Ou: As palavras querem me ser. Dou-lhes à boca o áspero. Tiro-lhes o verniz e os vôos metafísicos. Corto o desejo de se exibirem às minhas custas[5]. É preciso que sejamos escolhidos pelas palavras que serão escritas, que sejamos aguilhoados pela simplicidade de algumas palavras pouco importantes que querem estabelecer sentidos inesperados. É necessário, também, tirar a dimensão metafísica que carregam em seu corpo pelo uso que delas foi feito.

            Atingir a autenticidade do pensamento está ligado a acolher uma zona de esvaziamento, para ser surpreendido pelo impensado que habita o mundo e quer nos atravessar. Mas o que é o pensamento? Menos os objetos de suas reflexões, seus assuntos, suas respostas do que sua manobra, sua maneira de se realizar, seus arranjos.
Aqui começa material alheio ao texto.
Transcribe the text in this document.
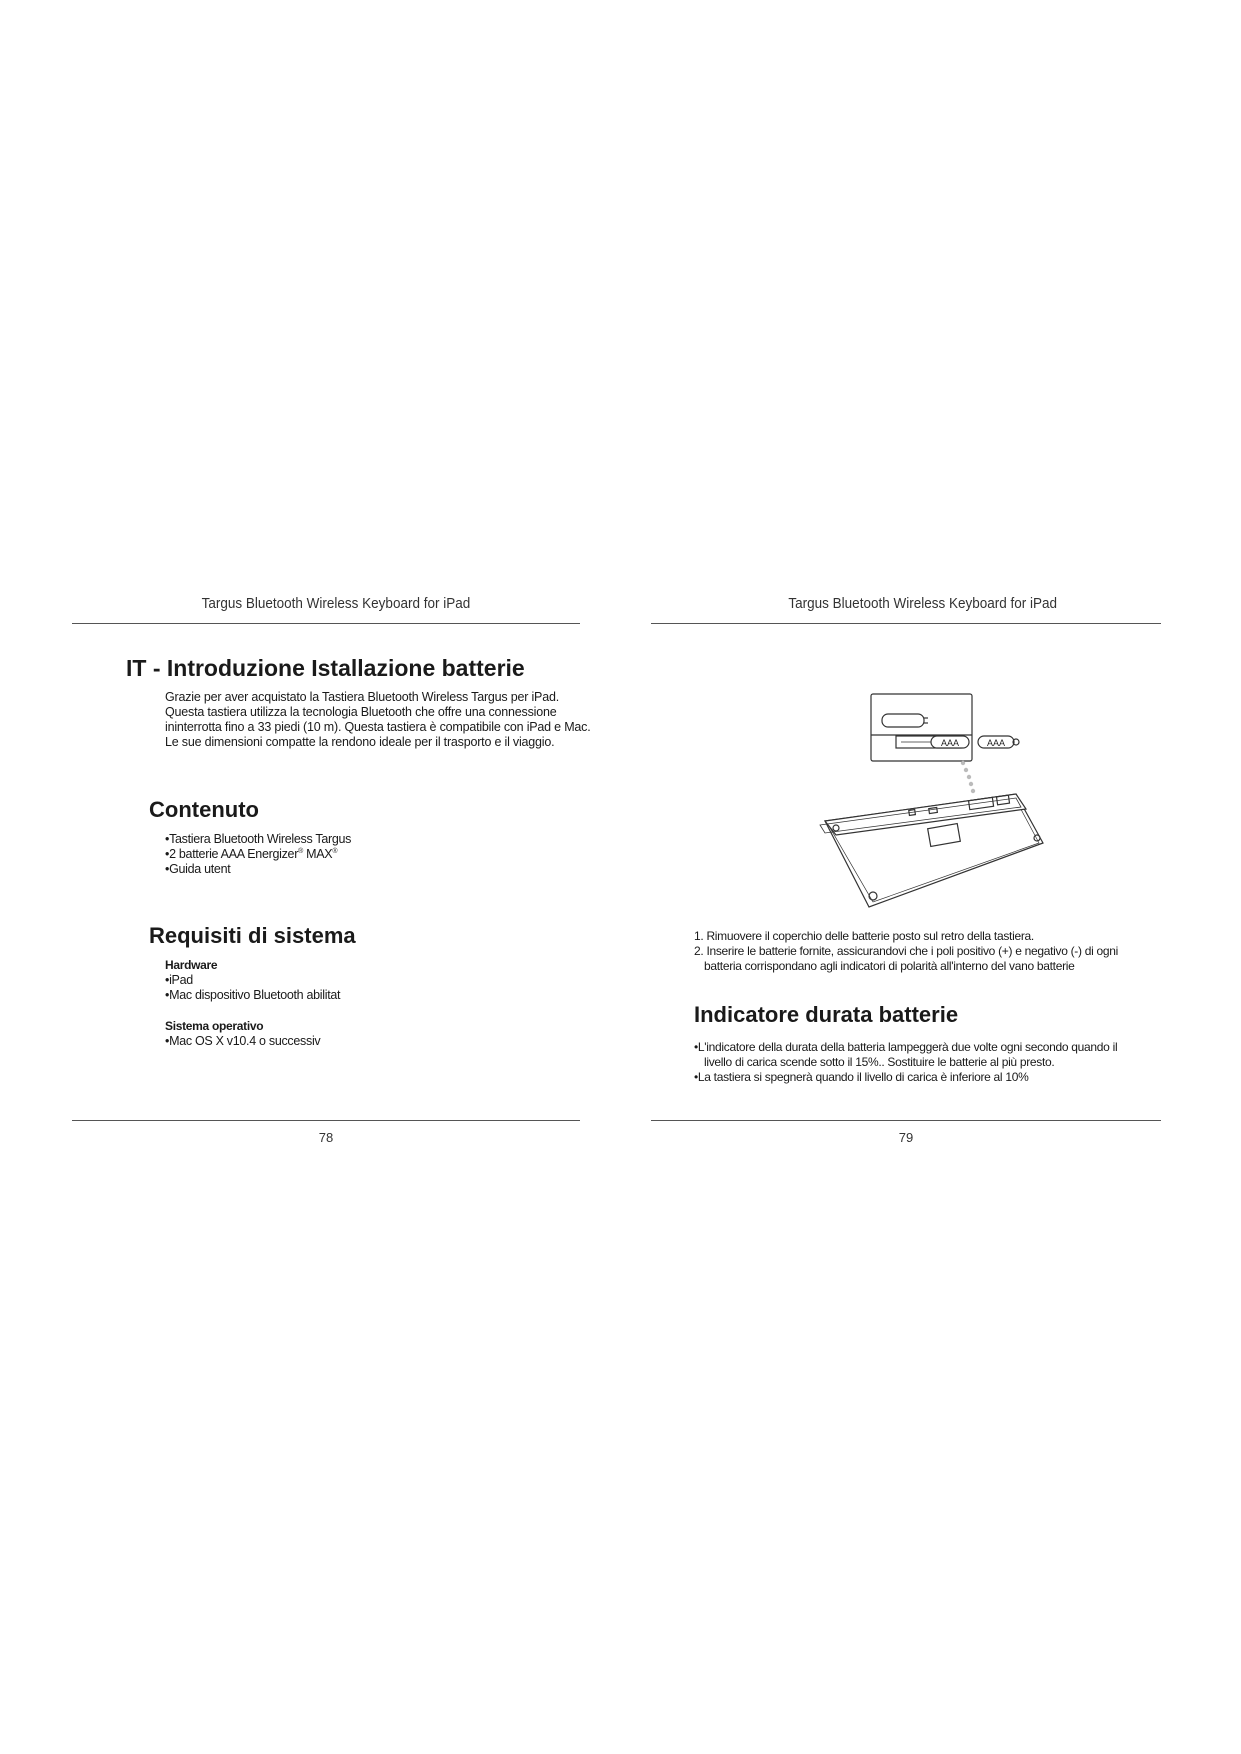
Targus Bluetooth Wireless Keyboard for iPad
IT - Introduzione Istallazione batterie

Grazie per aver acquistato la Tastiera Bluetooth Wireless Targus per iPad.

Questa tastiera utilizza la tecnologia Bluetooth che offre una connessione

ininterrotta fino a 33 piedi (10 m). Questa tastiera è compatibile con iPad e Mac.

Le sue dimensioni compatte la rendono ideale per il trasporto e il viaggio.

Contenuto
•Tastiera Bluetooth Wireless Targus
•2 batterie AAA Energizer® MAX®
•Guida utent
Requisiti di sistema
Hardware
•iPad
•Mac dispositivo Bluetooth abilitat
Sistema operativo
•Mac OS X v10.4 o successiv
78
Targus Bluetooth Wireless Keyboard for iPad
AAA	AAA
1. Rimuovere il coperchio delle batterie posto sul retro della tastiera.
2. Inserire le batterie fornite, assicurandovi che i poli positivo (+) e negativo (-) di ogni batteria corrispondano agli indicatori di polarità all'interno del vano batterie
Indicatore durata batterie
•L'indicatore della durata della batteria lampeggerà due volte ogni secondo quando il livello di carica scende sotto il 15%.. Sostituire le batterie al più presto.
•La tastiera si spegnerà quando il livello di carica è inferiore al 10%
79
Valéry está interessado na poética do pensamento, na exigência do que a mão põe em obra para destiná-lo a se movimentar deste, e não de outro, modo.

            Em diversos momentos, Manoel de Barros também manifestou a experiência do pensamento enquanto manobra de si próprio como uma das mais importantes realizações de sua poética: inventar para elas [as palavras] novos relacionamentos, subverter a sintaxe até a castidade, propor novos enlaces para as palavras, fazer casamentos novos entre as palavras, buscar contigüidades anômalas, os coices na gramática etc [6]. Para que nosso idioma não morra a morte por fórmulas, por lugares comuns, para tirar o tédio do nosso paladar de ler[7], ele nos oferece uma nova indicação: no lugar de destruir a sintaxe (como uma de nossas vanguardas teve por programa), ele a leva a delirar, injeta-lhe insanidades, subverte-a do princípio ao fim, busca suas tortuosidades populares. Enquanto a tentativa de destruir a sintaxe significa, ainda em algum grau, uma submissão à sua tirania por quem dignamente luta contra ela, a subversão é capaz de demonstrar a conquista de liberdade de uma poesia que aprendeu a fazer dançar seu pensamento em um campo antes minado.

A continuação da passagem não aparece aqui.